Is Natural England shifting towards a better balance for the uplands?

Upland farmers need not be left out of the challenge of increasing food production, an NFU conference early bird meeting has heard.

While speakers from Defra and Natural England stressed the importance of sustainable intensification, there was what outgoing NFU uplands spokesman Will Cockbain recognised as a new willingness to “have the debate” on issues around stocking densities and ‘productive’ farming.

For Natural England that has meant a move away from its controversial Uplands Vision document of 2009, which chairman Poul Christensen said had ‘let his organisation down badly’.

“We told rather than listened and I’m very sorry how people perceived it,” he said.

The critical reception in many quarters had at least provided useful feedback for Defra’s current uplands review, Mr Christensen added, going on to describe a subsequent “reinvigoration” of the UELS delivery programme as undertaken “both to put food on the table and to maintain some of England’s most important landscapes”.
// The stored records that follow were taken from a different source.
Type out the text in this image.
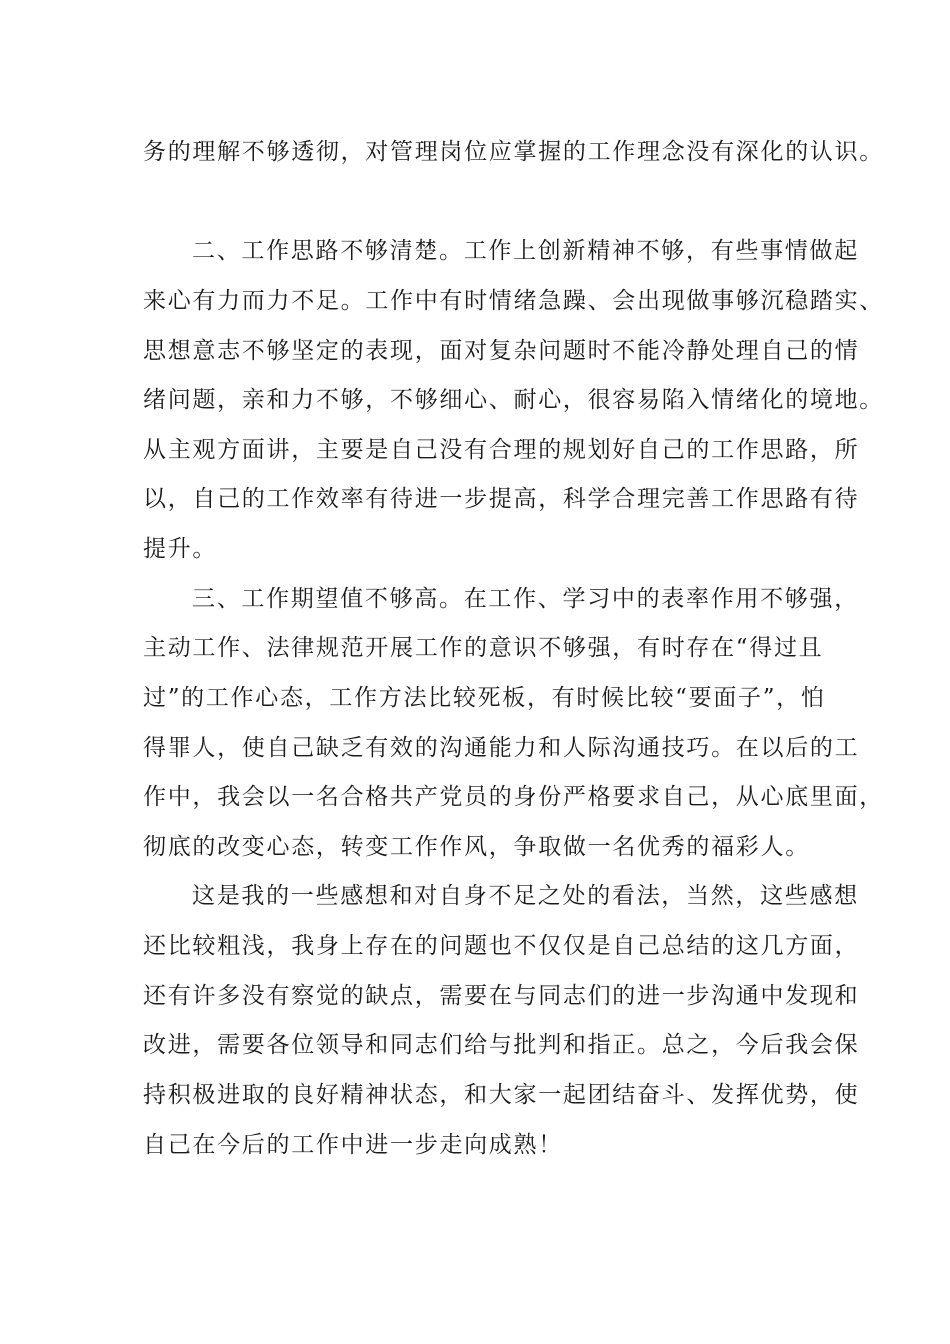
务的理解不够透彻，对管理岗位应掌握的工作理念没有深化的认识。
二、工作思路不够清楚。工作上创新精神不够，有些事情做起
来心有力而力不足。工作中有时情绪急躁、会出现做事够沉稳踏实、
思想意志不够坚定的表现，面对复杂问题时不能冷静处理自己的情
绪问题，亲和力不够，不够细心、耐心，很容易陷入情绪化的境地。
从主观方面讲，主要是自己没有合理的规划好自己的工作思路，所
以，自己的工作效率有待进一步提高，科学合理完善工作思路有待
提升。
三、工作期望值不够高。在工作、学习中的表率作用不够强，
主动工作、法律规范开展工作的意识不够强，有时存在“得过且
过”的工作心态，工作方法比较死板，有时候比较“要面子”，怕
得罪人，使自己缺乏有效的沟通能力和人际沟通技巧。在以后的工
作中，我会以一名合格共产党员的身份严格要求自己，从心底里面，
彻底的改变心态，转变工作作风，争取做一名优秀的福彩人。
这是我的一些感想和对自身不足之处的看法，当然，这些感想
还比较粗浅，我身上存在的问题也不仅仅是自己总结的这几方面，
还有许多没有察觉的缺点，需要在与同志们的进一步沟通中发现和
改进，需要各位领导和同志们给与批判和指正。总之，今后我会保
持积极进取的良好精神状态，和大家一起团结奋斗、发挥优势，使
自己在今后的工作中进一步走向成熟！
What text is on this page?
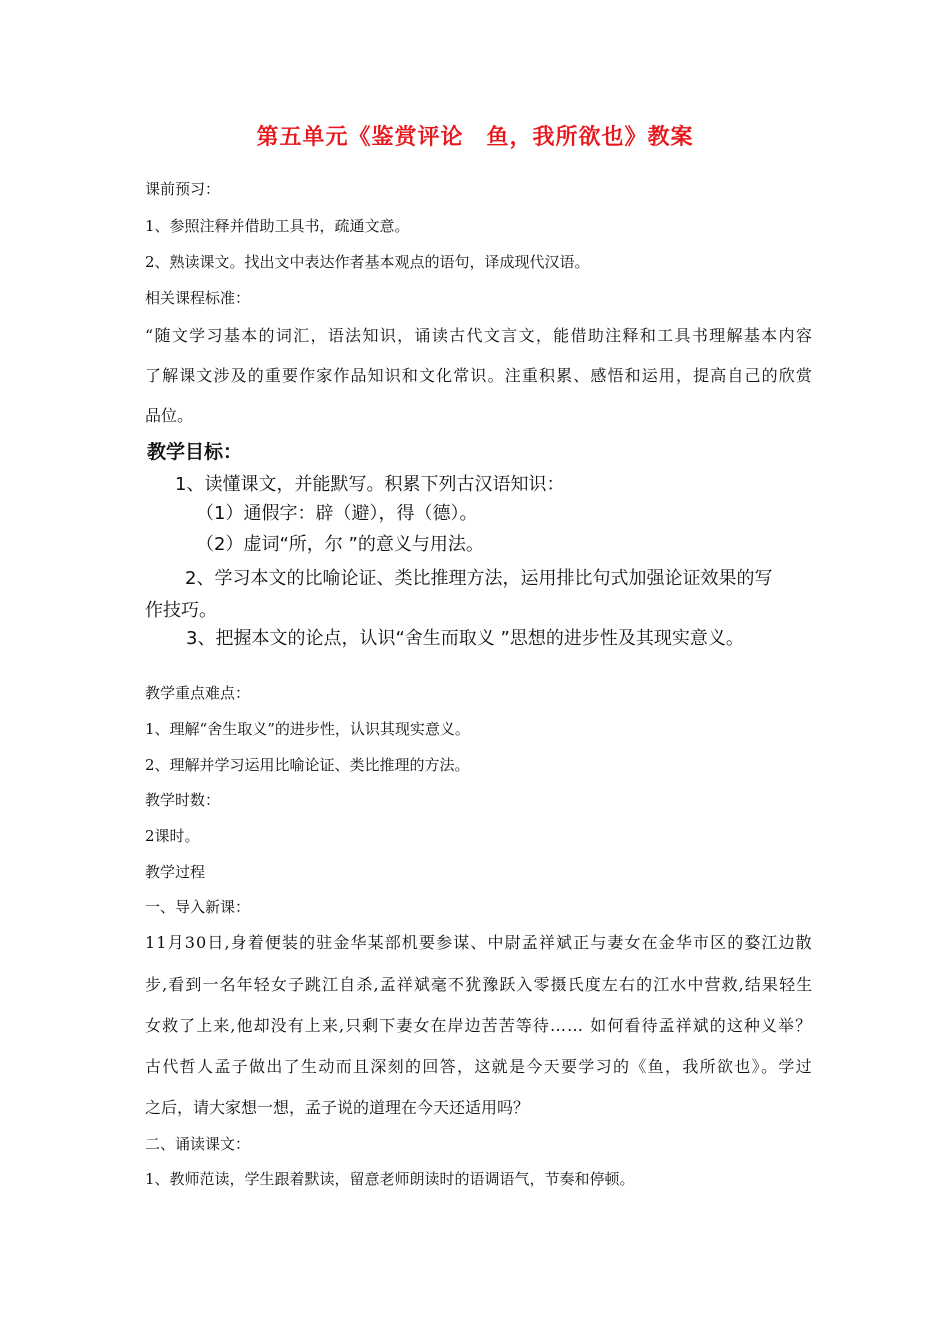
第五单元《鉴赏评论　鱼，我所欲也》教案
课前预习：
1、参照注释并借助工具书，疏通文意。
2、熟读课文。找出文中表达作者基本观点的语句，译成现代汉语。
相关课程标准：
“随文学习基本的词汇，语法知识，诵读古代文言文，能借助注释和工具书理解基本内容
了解课文涉及的重要作家作品知识和文化常识。注重积累、感悟和运用，提高自己的欣赏
品位。
教学目标：
1、读懂课文，并能默写。积累下列古汉语知识：
（1）通假字：辟（避），得（德）。
（2）虚词“所，尔 ”的意义与用法。
2、学习本文的比喻论证、类比推理方法，运用排比句式加强论证效果的写
作技巧。
3、把握本文的论点，认识“舍生而取义 ”思想的进步性及其现实意义。
教学重点难点：
1、理解“舍生取义”的进步性，认识其现实意义。
2、理解并学习运用比喻论证、类比推理的方法。
教学时数：
2课时。
教学过程
一、导入新课：
11月30日,身着便装的驻金华某部机要参谋、中尉孟祥斌正与妻女在金华市区的婺江边散
步,看到一名年轻女子跳江自杀,孟祥斌毫不犹豫跃入零摄氏度左右的江水中营救,结果轻生
女救了上来,他却没有上来,只剩下妻女在岸边苦苦等待…… 如何看待孟祥斌的这种义举？
古代哲人孟子做出了生动而且深刻的回答，这就是今天要学习的《鱼，我所欲也》。学过
之后，请大家想一想，孟子说的道理在今天还适用吗？
二、诵读课文：
1、教师范读，学生跟着默读，留意老师朗读时的语调语气，节奏和停顿。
When asked directly about the importance of the food production in the hills, he said: "On a practical level it's about achieving balance. If you want to increase food production you need more sheep, but that comes down to local discussions about what stocking should be. In some places you can increase it, in others you won’t be able to, but I’m up for looking at that.”

The hill sector was in many ways ahead of the curve in terms of the sustainable intensification drive, he said, because its inputs were so low.

Returning to a theme of constructive discussion with farmers on the ground, he concluded: “Where and how to burn, optimum stocking levels, predator and raptor control – not one of those issues is easy but I feel that Natural England has matured over recent years. There’s no substitute for sitting down and making the most of local expertise and knowledge.”

While Natural England moves away from its mission statement of 2009, Defra is in the middle of putting together a new blueprint. Robin Mortimer, the department’s Director for Wildlife, Landscape and Rural Areas took delegates through an Uplands Policy Review launched in March last year with three aims:
• Supporting English hill farmers
• Delivering public goods from the uplands
• Sustaining uplands communities

A rural statement is expected in late spring of this year, but there was more encouragement for those with aspirations of increasing upland food production in Mr Mortimer’s thoughts on the Uplands Green Food Project, a component of the policy review work.

He said: “The shift in policy within the Uplands Green Food Project is that environmental outcomes cannot be delivered instead of food production – it has to be alongside it. Too often the trade-offs are not understood and thought though. It’s not a case of saying ‘we’ll leave the uplands to environmental outcomes only’.”